Shining Light in the Black Box

The new study, however, doesn't stop there. To gain insight into how NITD609 worked, Winzeler applied a distinctive and elegant evolutionary approach.

Winzeler noted, "One of the disadvantages of doing cellular screening has been chemists will say, 'You don't know what the target is. You don't know if the parasites are going to become resistant to it. It's a huge black box.' It has been extremely difficult to find the genes involved in malarial drug resistance using traditional methods. So what we've been doing in my lab is developing ways to find single-base changes in drug-exposed genomes."

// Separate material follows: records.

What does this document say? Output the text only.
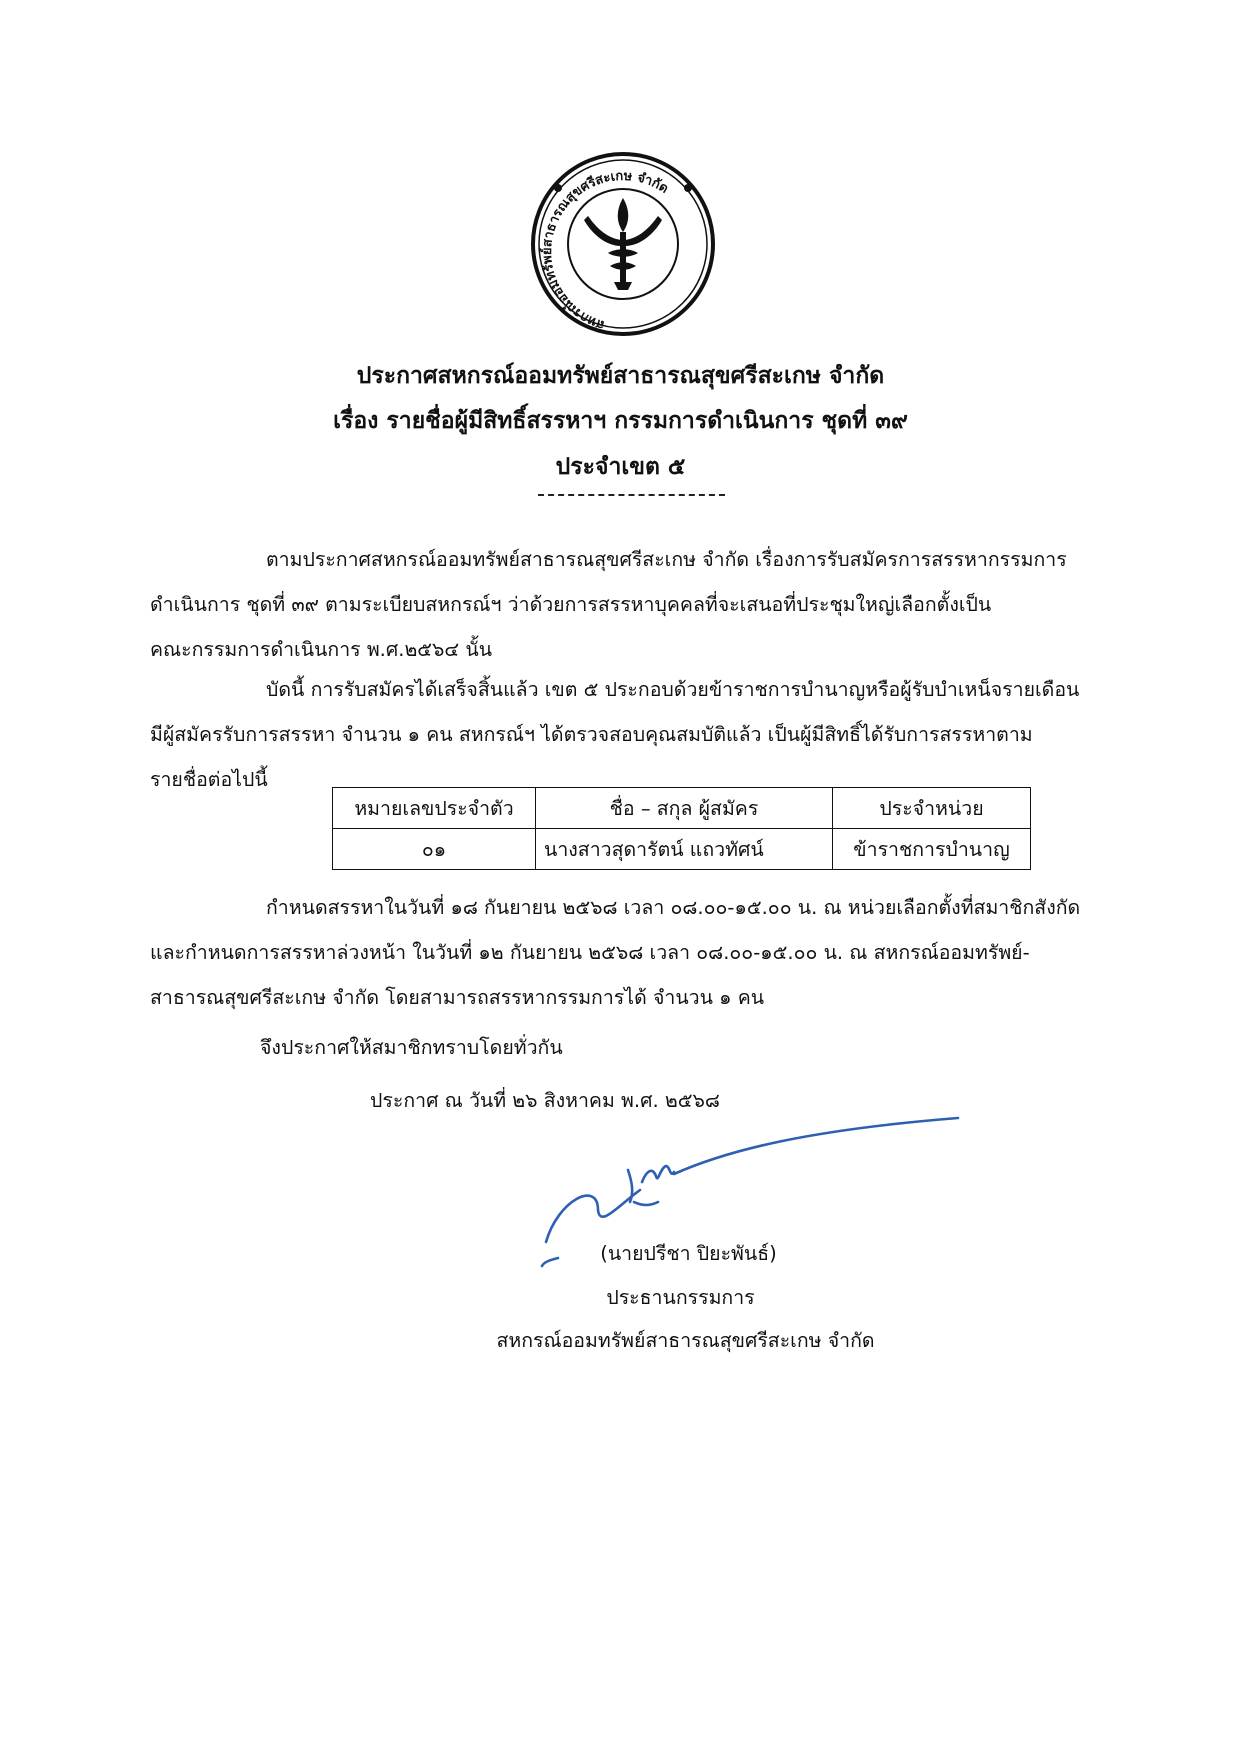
สหกรณ์ออมทรัพย์สาธารณสุขศรีสะเกษ จำกัด
ประกาศสหกรณ์ออมทรัพย์สาธารณสุขศรีสะเกษ จำกัด
เรื่อง รายชื่อผู้มีสิทธิ์สรรหาฯ กรรมการดำเนินการ ชุดที่ ๓๙
ประจำเขต ๕
ตามประกาศสหกรณ์ออมทรัพย์สาธารณสุขศรีสะเกษ จำกัด เรื่องการรับสมัครการสรรหากรรมการ
ดำเนินการ ชุดที่ ๓๙ ตามระเบียบสหกรณ์ฯ ว่าด้วยการสรรหาบุคคลที่จะเสนอที่ประชุมใหญ่เลือกตั้งเป็น
คณะกรรมการดำเนินการ พ.ศ.๒๕๖๔ นั้น
บัดนี้ การรับสมัครได้เสร็จสิ้นแล้ว เขต ๕ ประกอบด้วยข้าราชการบำนาญหรือผู้รับบำเหน็จรายเดือน
มีผู้สมัครรับการสรรหา จำนวน ๑ คน สหกรณ์ฯ ได้ตรวจสอบคุณสมบัติแล้ว เป็นผู้มีสิทธิ์ได้รับการสรรหาตาม
รายชื่อต่อไปนี้
หมายเลขประจำตัว	ชื่อ – สกุล ผู้สมัคร	ประจำหน่วย
๐๑	นางสาวสุดารัตน์ แถวทัศน์	ข้าราชการบำนาญ
กำหนดสรรหาในวันที่ ๑๘ กันยายน ๒๕๖๘ เวลา ๐๘.๐๐-๑๕.๐๐ น. ณ หน่วยเลือกตั้งที่สมาชิกสังกัด
และกำหนดการสรรหาล่วงหน้า ในวันที่ ๑๒ กันยายน ๒๕๖๘ เวลา ๐๘.๐๐-๑๕.๐๐ น. ณ สหกรณ์ออมทรัพย์-
สาธารณสุขศรีสะเกษ จำกัด โดยสามารถสรรหากรรมการได้ จำนวน ๑ คน
จึงประกาศให้สมาชิกทราบโดยทั่วกัน
ประกาศ ณ วันที่ ๒๖ สิงหาคม พ.ศ. ๒๕๖๘
(นายปรีชา ปิยะพันธ์)
ประธานกรรมการ
สหกรณ์ออมทรัพย์สาธารณสุขศรีสะเกษ จำกัด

In this case, Case McNamara at GNF, a lead author, took a parasite and cloned it to create two identical organisms. One was allowed to reproduce in regular culture. The other was placed in a culture with a sub-lethal dose of the anti-malarial drug candidate. After three to four months and many generations, the parasites in the culture with NITD609 started to display low-level drug resistance.

At that point, the team used an advanced tiling array to compare the 26 million base pairs of coding sequence in the genome of the drug-exposed organisms to the genome of the control organisms.

"We were expecting hundreds or thousands of mutations because we grew the parasites for many generations," Winzeler said. "We got only a handful."

When McNamara analyzed the genomes of the six resistant clones, it turned out that all of the mutant strains had at least one mutation mapping to a single gene, pfatp4. This suggests that the protein PfATP4 is either the target for the new drug candidate or is involved in the parasite's resistance to it in some other way.

"PfATP4 is a cation transporting ATPase, so it is a very well validated drug target," said Winzeler. "That class of proteins, for example, is the target of antacids. It hasn't really been explored in malaria. This is one of the first cases where an evolution study has been used to identify the action of a compound in a parasite cell."